Through the first quarter of the year, MRM collected 2.3 million pounds of electronics for recycling, the highest total of the four recycling groups in Oregon’s E-Cycle program and on pace to exceed MRM’s minimum state requirement of 5.03 million pounds for all of 2009.
The group also contracts with Goodwill, which has an extensive network in Oregon, helping push up its recycling numbers.
Through the first quarter, the four programs combined collected about 5 million pounds. The total minimum required for the year is 12.2 million pounds.
In a letter to its collectors, MRM warned that its member manufacturers “have limited financial resources to continue financing the program once the (state) targets are achieved.”
The manufacturers pay collectors from 4 cents to 7 cents a pound for electronics collected, then pay to have the recyclables processed. The down economy has dampened demand for electronics and driven down the price the manufacturers can get for recyclables, Patton said, even as they pay collectors at a fixed rate.
“What we’re telling collectors is we are ready and able to accept the material that is brought into your facility, but having special, heavily advertised events — give us a break here,” Patton said. She added: “I don’t think we would be having this conversation if it weren’t for the economy.”
Officials with Oregon’s Department of Environmental Quality, which oversees the E-Cycle program, said the state does not plan to get involved in the dispute between MRM and Columbia Recycling. Manufacturers do have the right to control events for free electronics recycling, said Loretta Pickerell, manager for solid waste policy at DEQ.
But MRM’s letter told collectors to accept electronics for recycling only if the electronics’ owners bring them in, which is blatantly illegal, Pickerell said.
Manufacturers knew that collections were likely to exceed the state minimums, Pickerell said. State officials agreed to set a relatively low minimum required return amount for 2009 because manufacturers were worried about having to pay a state penalty if they fell short.
The state told the manufacturers to prepare for higher returns, Pickerell said.
“All of them heard that and all of them understood it,” Pickerell said. “This is not a surprise.”
Barbara Kyle, national coordinator of the Electronics TakeBack Coalition, said Oregon is doing well on collections because its legislation mandates convenience. Among the requirements: Any electronics recycling program must offer services in every county and have sites in all cities with at least 10,000 residents.
But the MRM letter reinforces that the companies, which say they support 100 percent recycling, “don’t want to encourage people to bring their products back,” Kyle said. “They want to do the minimum.”
So far, collections by the three manufacturer-run programs are ahead of their minimum 2009 pace, while the state-run program is falling short. The 2010 minimums, recently set by the state, are nearly double this year’s amounts.
Steven Elmore, business development specialist for Garten Services, one of two companies dropped by MRM, said MRM may be getting more than its share of returns “because they paid (collectors) on time and they were real easy to work with.” Garten contracts with several of the E-Cycle programs.

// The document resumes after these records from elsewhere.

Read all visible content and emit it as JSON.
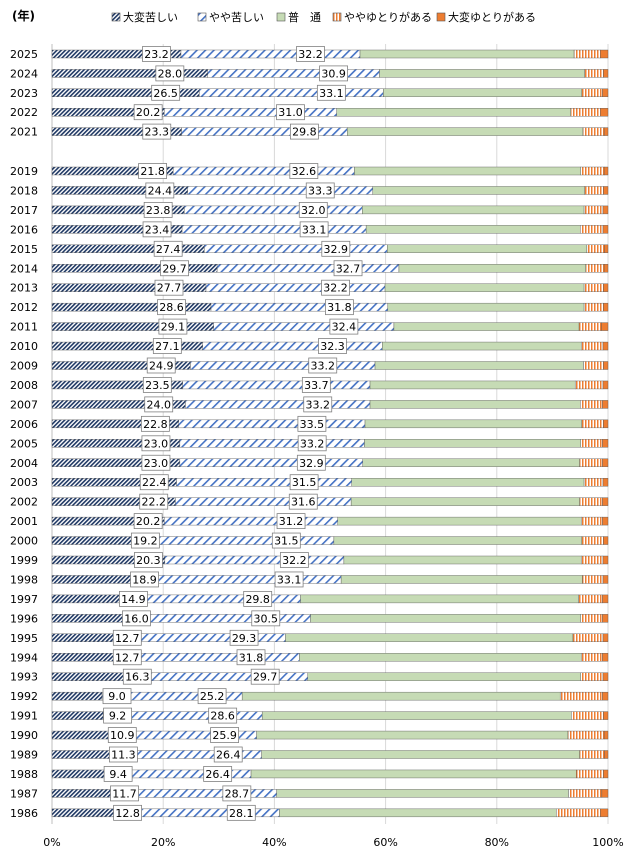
{
  "chart_data": {
    "type": "bar",
    "orientation": "horizontal",
    "stacked": "percent",
    "unit_label": "(年)",
    "xlim": [
      0,
      100
    ],
    "x_ticks": [
      "0%",
      "20%",
      "40%",
      "60%",
      "80%",
      "100%"
    ],
    "legend_position": "top",
    "categories": [
      "2025",
      "2024",
      "2023",
      "2022",
      "2021",
      "2019",
      "2018",
      "2017",
      "2016",
      "2015",
      "2014",
      "2013",
      "2012",
      "2011",
      "2010",
      "2009",
      "2008",
      "2007",
      "2006",
      "2005",
      "2004",
      "2003",
      "2002",
      "2001",
      "2000",
      "1999",
      "1998",
      "1997",
      "1996",
      "1995",
      "1994",
      "1993",
      "1992",
      "1991",
      "1990",
      "1989",
      "1988",
      "1987",
      "1986"
    ],
    "series": [
      {
        "name": "大変苦しい",
        "pattern": "dense-diagonal",
        "color": "#1f3864",
        "values": [
          23.2,
          28.0,
          26.5,
          20.2,
          23.3,
          21.8,
          24.4,
          23.8,
          23.4,
          27.4,
          29.7,
          27.7,
          28.6,
          29.1,
          27.1,
          24.9,
          23.5,
          24.0,
          22.8,
          23.0,
          23.0,
          22.4,
          22.2,
          20.2,
          19.2,
          20.3,
          18.9,
          14.9,
          16.0,
          12.7,
          12.7,
          16.3,
          9.0,
          9.2,
          10.9,
          11.3,
          9.4,
          11.7,
          12.8
        ]
      },
      {
        "name": "やや苦しい",
        "pattern": "wide-diagonal",
        "color": "#4472c4",
        "values": [
          32.2,
          30.9,
          33.1,
          31.0,
          29.8,
          32.6,
          33.3,
          32.0,
          33.1,
          32.9,
          32.7,
          32.2,
          31.8,
          32.4,
          32.3,
          33.2,
          33.7,
          33.2,
          33.5,
          33.2,
          32.9,
          31.5,
          31.6,
          31.2,
          31.5,
          32.2,
          33.1,
          29.8,
          30.5,
          29.3,
          31.8,
          29.7,
          25.2,
          28.6,
          25.9,
          26.4,
          26.4,
          28.7,
          28.1
        ]
      },
      {
        "name": "普　通",
        "pattern": "solid",
        "color": "#c6dbb5",
        "values": [
          38.5,
          36.9,
          35.7,
          42.1,
          42.4,
          40.7,
          38.1,
          39.9,
          38.5,
          35.9,
          33.6,
          35.8,
          35.3,
          33.3,
          35.8,
          37.5,
          36.9,
          37.8,
          39.0,
          38.9,
          39.0,
          41.8,
          41.1,
          43.8,
          44.6,
          42.7,
          43.4,
          50.0,
          48.6,
          51.7,
          50.7,
          49.1,
          57.2,
          55.6,
          56.0,
          57.2,
          58.5,
          52.5,
          49.8
        ]
      },
      {
        "name": "ややゆとりがある",
        "pattern": "vertical-stripe",
        "color": "#ed7d31",
        "values": [
          4.7,
          3.4,
          3.7,
          5.3,
          3.8,
          4.2,
          3.4,
          3.4,
          4.1,
          3.2,
          3.3,
          3.5,
          3.5,
          4.0,
          3.9,
          3.6,
          5.0,
          4.0,
          3.9,
          3.9,
          4.1,
          3.4,
          4.1,
          3.8,
          3.9,
          3.9,
          3.7,
          4.3,
          3.9,
          5.4,
          3.8,
          4.0,
          7.6,
          5.8,
          6.5,
          4.5,
          4.9,
          6.0,
          8.0
        ]
      },
      {
        "name": "大変ゆとりがある",
        "pattern": "solid",
        "color": "#ed7d31",
        "values": [
          1.4,
          0.8,
          1.0,
          1.4,
          0.7,
          0.7,
          0.8,
          0.9,
          0.9,
          0.6,
          0.7,
          0.8,
          0.8,
          1.2,
          0.9,
          0.8,
          0.9,
          1.0,
          0.8,
          1.0,
          1.0,
          0.9,
          1.0,
          1.0,
          0.8,
          0.9,
          0.9,
          1.0,
          1.0,
          0.9,
          1.0,
          0.9,
          1.0,
          0.8,
          0.7,
          0.6,
          0.8,
          1.1,
          1.3
        ]
      }
    ]
  }
}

The early numbers could be misleading. Residents are recycling a lot of televisions and monitors that include heavy cathode ray tubes. And the digital television switchover in June is likely boosting television purchases and recycling volumes.
Bill Goman, who runs recycling programs for Goodwill Industries of the Columbia Willamette, said he understands manufacturers’ cost concerns. But some “may be overreacting,” he said.
“If we had a goal of 5 million pounds and we collected 10 million,” he said, “they should be happy with us.”